Staff Reflections – Teaming

Staff reflections from September, 2011:

The big news, for staff and the institution, is the “change in guard” of the principal.  In the time period between this Central Council meeting and the last, we have said goodbye to Charlotte Caron who, in a trying time, offered steady and gracious leadership as Acting Principal, and we have said hello, with great excitement, to Maylanne Maybee, our new Principal.  Transition continues to be an on-going theme for the staff team; we are embracing the newness with a sense of possibility and enthusiasm.

On August 30th the staff team gathered for a day of staff team development.  With a brand new principal, and a couple of newer staff members, this day provided an opportunity for getting to know one another and clarifying assumptions about working relationships.  The Human Resources Committee had arranged for an outside facilitator, Barb Gemmel, to guide us through the day.  Unfortunately, Barb had a nasty fall the week before the event and was unable to be with us.  The staff rallied round and divvyed up the tasks of designing and leading sections of the day.  In the end, the time together proved to be creative, fun, informative, revealing and helpful.  That we were able to share the responsibility in such a competent fashion demonstrated the maturity and gifts of the group.  This report will highlight the insights from that day and also from a regular Wednesday morning staff worship that also focussed on the theme of teaming. 

Opening worship set the prayerful, reflective tone for the staff development day as we considered the Body of Christ imagery from 1 Corinthians 12.  The morning continued with extensive check in and sharing of hopes and concerns, values and principles, self-awareness and working styles.  Some input on change theory and transition management was offered.  A section of the afternoon was devoted to collecting images and visions for teaming together.  In our process, certain words and ideas emerged: commitment, reflection, encouragement, support and trust.  We took a run at drafting vision statements for our staff team.  These statements have been gathered, and we agreed that at subsequent staff meetings we will re-visit and hone the many into one clear vision statement.  We also spent time articulating the resources and roadblocks to reaching our vision.  We felt that we have an enormous pool of talent, commitment and good will on the staff team and we are supported by a willing community of volunteers and great students but we are also faced with financial concerns and the danger of staff fatigue.  By the end of the day, we quickly named some concrete dreams for our staff team for the coming year.  These, too, will be pulled together and re-examined in the coming weeks.

The central theme of our faith is love, and consequently, love is connected to staff team relationships in this faith-based organization.  Love your neighbour is clearly related to the person in the next office.  The golden rule, do unto others, needs to guide our actions and behaviour.  The directive might not just include doing unto others “as you would yourself”, but it might involve doing unto others “as they would have for themselves.”  In Hebrews 10:24, one translation encourages “let us consider how to provoke one another to love and good deeds.”  This evocative use of the image of provocation suggests unsentimental and active ways of being in relationship.  In all our interactions we must discern with compassion and understanding.  This will enable us to be a model for others and other workplace cultures marked by competition and control.  In whatever we do, we want to remember the radical faith principles of journeying together: encouraging those who are falling behind and “hearing into speech” those whose voices are not heard.
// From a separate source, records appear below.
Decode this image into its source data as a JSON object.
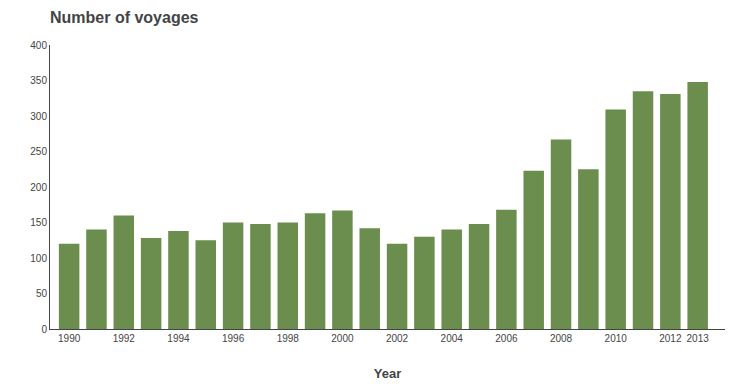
{
  "chart_data": {
    "type": "bar",
    "title": "Number of voyages",
    "xlabel": "Year",
    "x": [
      1990,
      1991,
      1992,
      1993,
      1994,
      1995,
      1996,
      1997,
      1998,
      1999,
      2000,
      2001,
      2002,
      2003,
      2004,
      2005,
      2006,
      2007,
      2008,
      2009,
      2010,
      2011,
      2012,
      2013
    ],
    "values": [
      120,
      140,
      160,
      128,
      138,
      125,
      150,
      148,
      150,
      163,
      167,
      142,
      120,
      130,
      140,
      148,
      168,
      223,
      267,
      225,
      309,
      335,
      331,
      348
    ],
    "color": "#6b8e4e",
    "xlim": [
      1989.3,
      2014
    ],
    "xticks": [
      1990,
      1992,
      1994,
      1996,
      1998,
      2000,
      2002,
      2004,
      2006,
      2008,
      2010,
      2012,
      2013
    ],
    "ylim": [
      0,
      400
    ],
    "yticks": [
      0,
      50,
      100,
      150,
      200,
      250,
      300,
      350,
      400
    ],
    "grid": false
  }
}
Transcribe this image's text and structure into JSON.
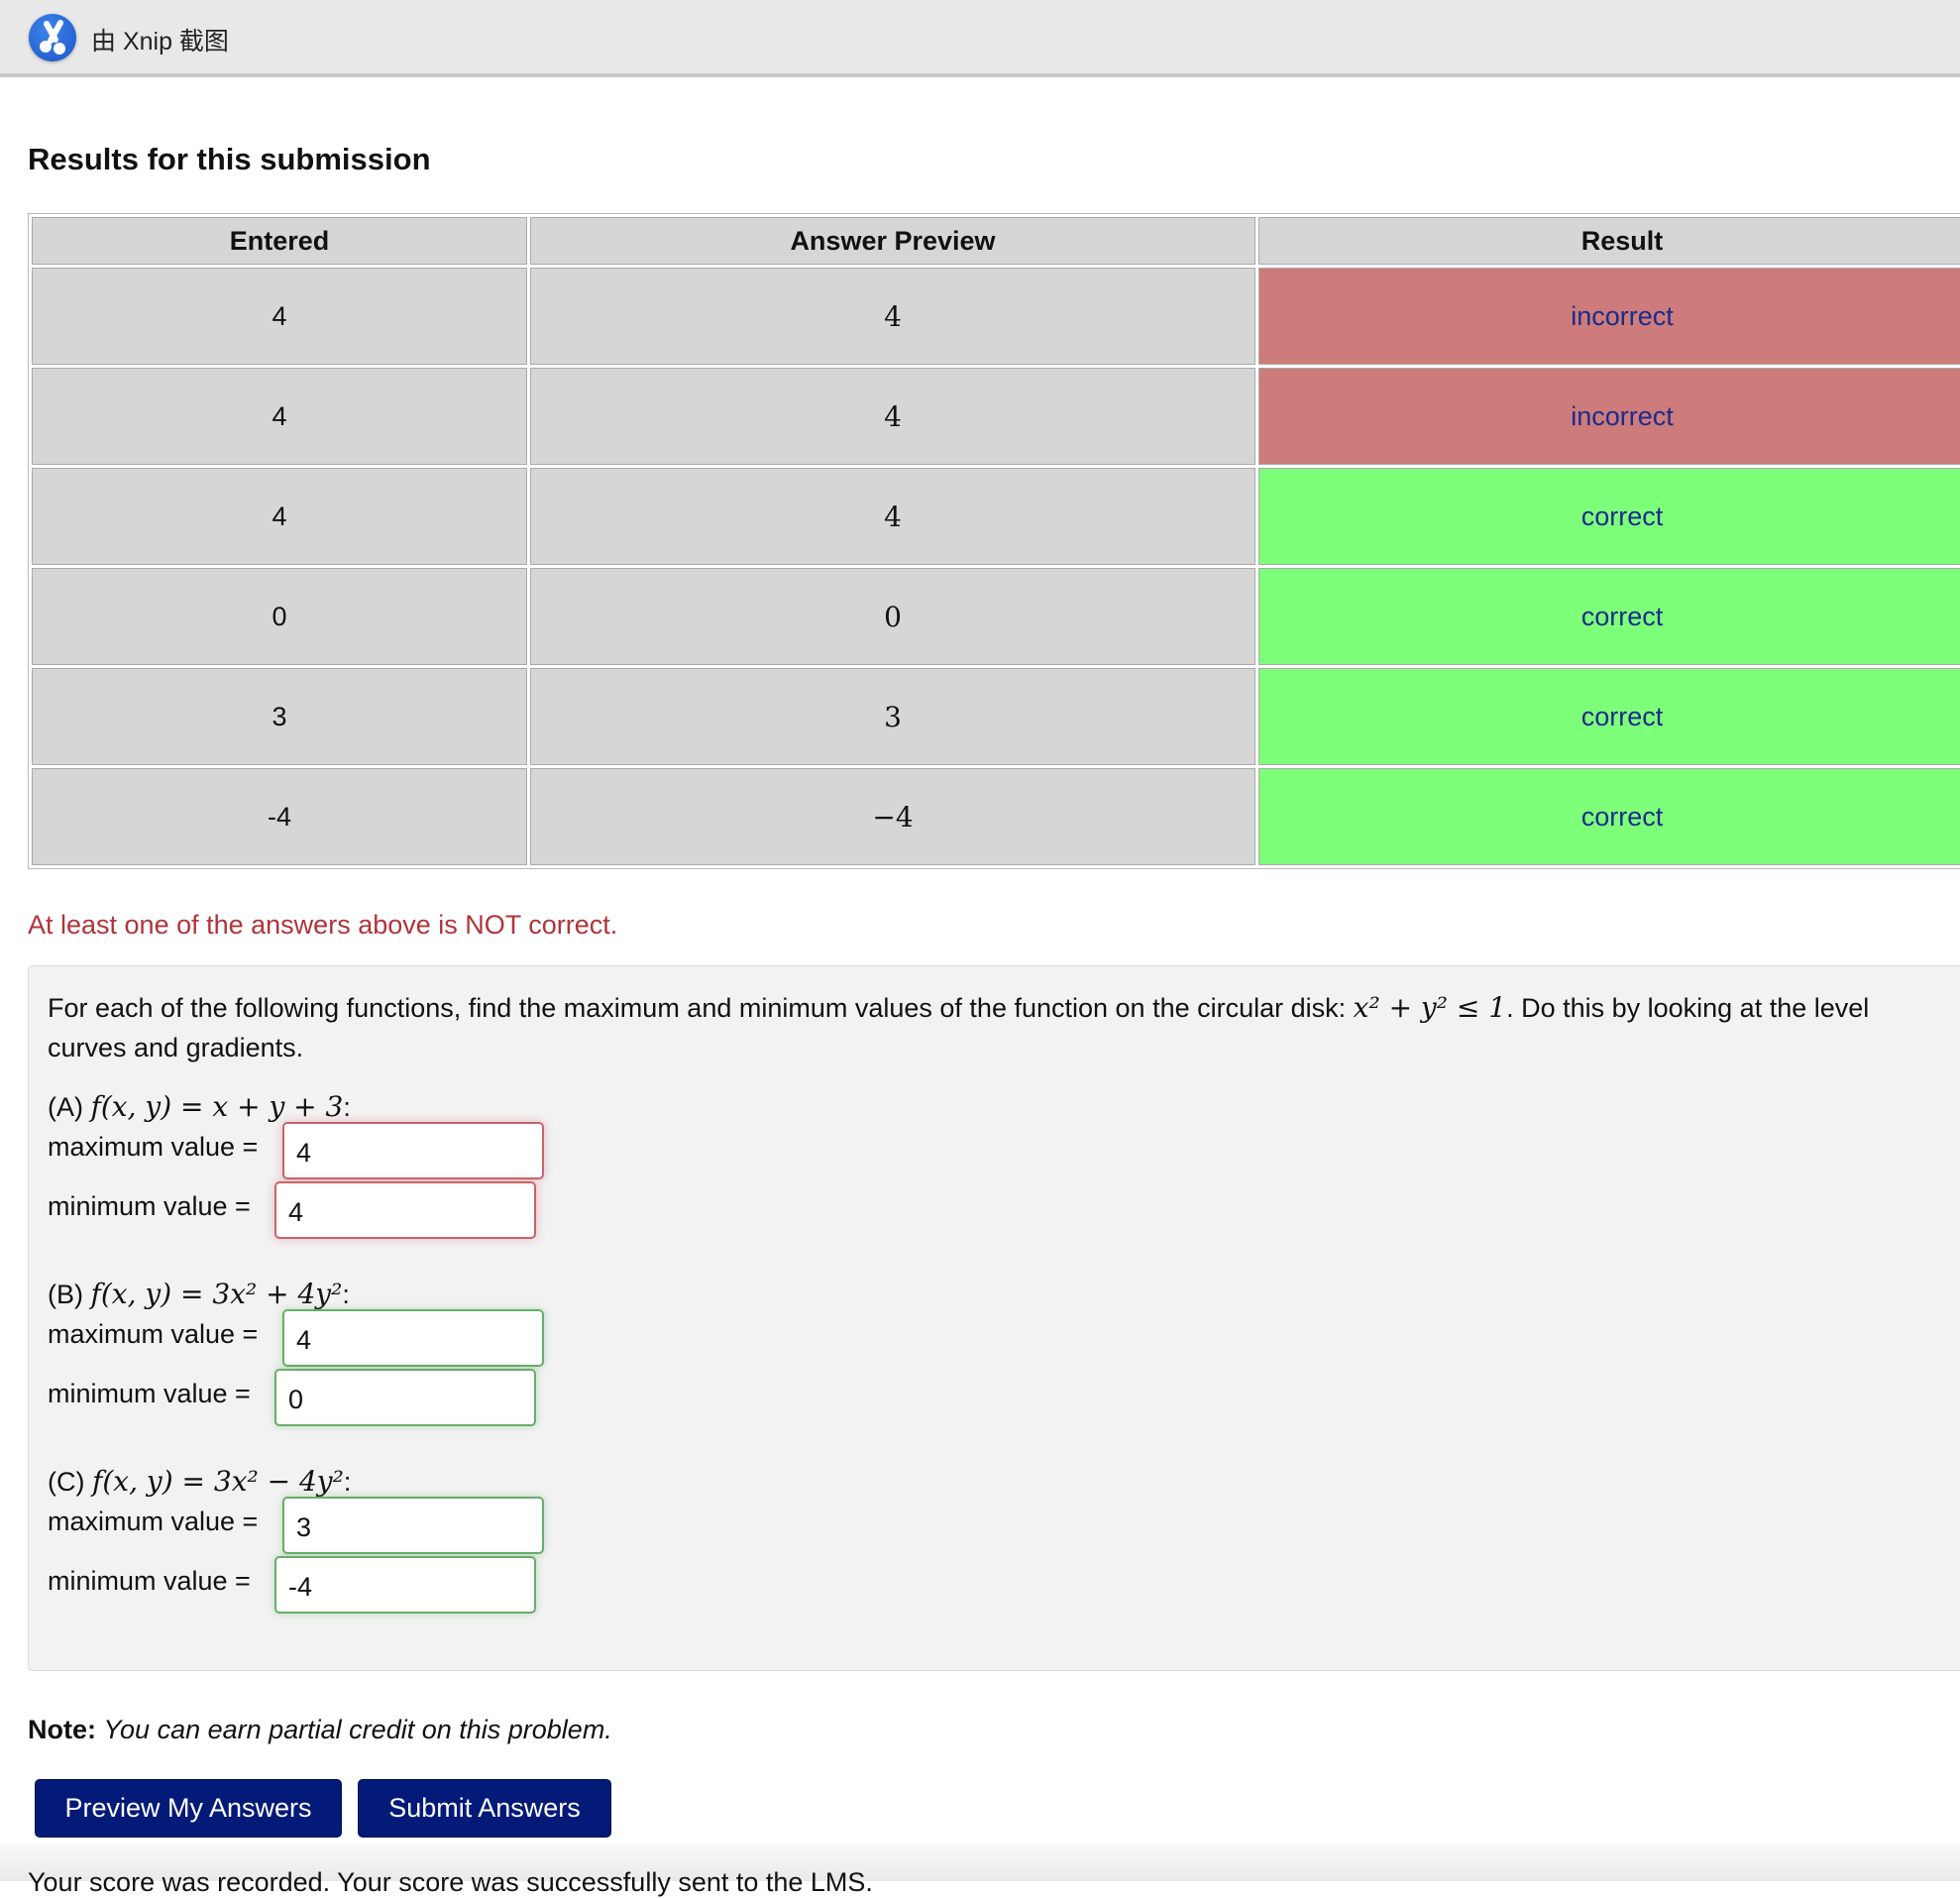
{
  "window": {
    "title": "由 Xnip 截图"
  },
  "heading": "Results for this submission",
  "table": {
    "headers": [
      "Entered",
      "Answer Preview",
      "Result"
    ],
    "rows": [
      {
        "entered": "4",
        "preview": "4",
        "result": "incorrect"
      },
      {
        "entered": "4",
        "preview": "4",
        "result": "incorrect"
      },
      {
        "entered": "4",
        "preview": "4",
        "result": "correct"
      },
      {
        "entered": "0",
        "preview": "0",
        "result": "correct"
      },
      {
        "entered": "3",
        "preview": "3",
        "result": "correct"
      },
      {
        "entered": "-4",
        "preview": "−4",
        "result": "correct"
      }
    ]
  },
  "colors": {
    "incorrect": "#cd7b7b",
    "correct": "#7eff7a",
    "error_text": "#b0343a",
    "button": "#041a78"
  },
  "error_message": "At least one of the answers above is NOT correct.",
  "problem": {
    "intro": "For each of the following functions, find the maximum and minimum values of the function on the circular disk:",
    "disk": "x² + y² ≤ 1",
    "intro_end": ". Do this by looking at the level curves and gradients.",
    "parts": [
      {
        "label": "(A)",
        "formula": "f(x, y) = x + y + 3",
        "max": "4",
        "min": "4",
        "status": "incorrect"
      },
      {
        "label": "(B)",
        "formula": "f(x, y) = 3x² + 4y²",
        "max": "4",
        "min": "0",
        "status": "correct"
      },
      {
        "label": "(C)",
        "formula": "f(x, y) = 3x² − 4y²",
        "max": "3",
        "min": "-4",
        "status": "correct"
      }
    ],
    "max_label": "maximum value =",
    "min_label": "minimum value ="
  },
  "note": {
    "bold": "Note:",
    "text": "You can earn partial credit on this problem."
  },
  "buttons": {
    "preview": "Preview My Answers",
    "submit": "Submit Answers"
  },
  "footer": "Your score was recorded. Your score was successfully sent to the LMS."
}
Because staff fatigue remains a concern, we desire to find ways to energize ourselves.  Some literature suggests this concern is best addressed by developing a climate of servant leadership where encouragement and support are central characteristics of the work environment.  Stepping up to the plate for one another and helping each other go a long way toward ensuring this goal.  Reading the biblical story of Moses’ father-in-law insisting Moses get assistance reminded us to share the burden.  Jesus’ words “Come unto me, all you who are heavy laden” also put the workload in appropriate perspective.  It remains a privilege that we work in a place where calling on the spiritual resources of prayer and reflection are not just tolerated but encouraged and expected.  Also, in addressing staff tiredness, it probably would do us good to have some fun and laugh together more frequently!